Sometimes it takes tragedies to bring home this point, like when President Obama recently addressed the families affected by the Tucson murders.
“We may ask ourselves if we’ve shown enough kindness and generosity and compassion to the people in our lives. Perhaps we question whether we are doing right by our children, or our community, and whether our priorities are in order,” he said. “What matters is not wealth, or status, or power, or fame — but rather, how well we have loved, and what small part we have played in bettering the lives of others.”
I was most pleased to see Federal Way Mayor Skip Priest and six of the seven city council members present at the MLK celebration, complemented by the chief and deputy of the police department. Other notable city officials were in attendance as well. King would be pleased, too.
When not executed right, politics intertwined with religion can be damning to people’s optimism about the future, but there’s an optimism at the grass-roots level that is powerful. It can create a harmonious relationship with every facet of society. Just give those people a voice.
Last Sunday, I dropped by Our Savior’s Baptist Church for the grand opening of its new edifice, which holds 530 people.
As Pastor Jeff MacLurg spoke, it was evident that his heart was with the community. He came up with this acrostic: WFGSO, which stands for Worship, Fellowship, Growth, Serving and Outreach.
For outreach, he implored his congregants to look beyond the four walls of the church and engage the community at all costs. He’s offering his sanctuary for community events. That is just profound!

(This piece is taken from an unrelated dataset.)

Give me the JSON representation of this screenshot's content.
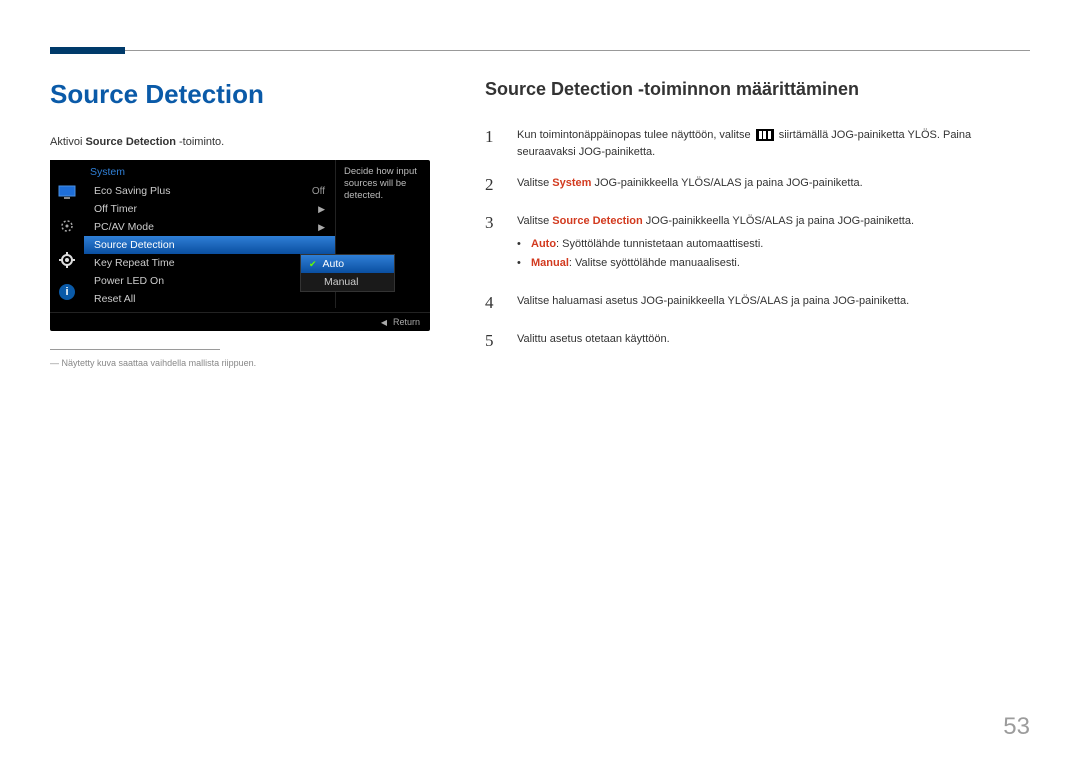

Federal Way has so much to offer to our state, country and the world. Leveraging our diversity and creativity, our fair city will soon make its mark on the national stage.
Federal Way is home to some of Puget Sound’s most prominent doctors, professors, pilots, engineers, attorneys and other notables. We need to drive home the message that our city is the best location in Washington for turning smart ideas into world-class goods and services, sans Redmond and Bothell. Thank goodness it has already begun in Federal Way with the South Sound Regional Business Incubator.
The city’s gatekeepers must see to it that there is a paid cultural czar tasked with overseeing this vital balance. Such a role should not be left to chance. Seize the moment! A cultural commissioner should promote a cultural environment that stimulates economic development, cultural tourism and enhanced public participation.
The role should promote arts education in the schools and in the public domain that furthers the mission of the local government.
None of that can take effect when we look the other way on the tired, poor and huddled masses. I am hopeful that Federal Way is poised to become a city with which to be reckoned. I am happy that there’s no tariff on hope.
“Hope in the midst of turmoil cannot simply be starry-eyed optimism; it must be built on bedrock reality,” one quote goes. Now, we’re definitely on the move to creating a better Federal Way.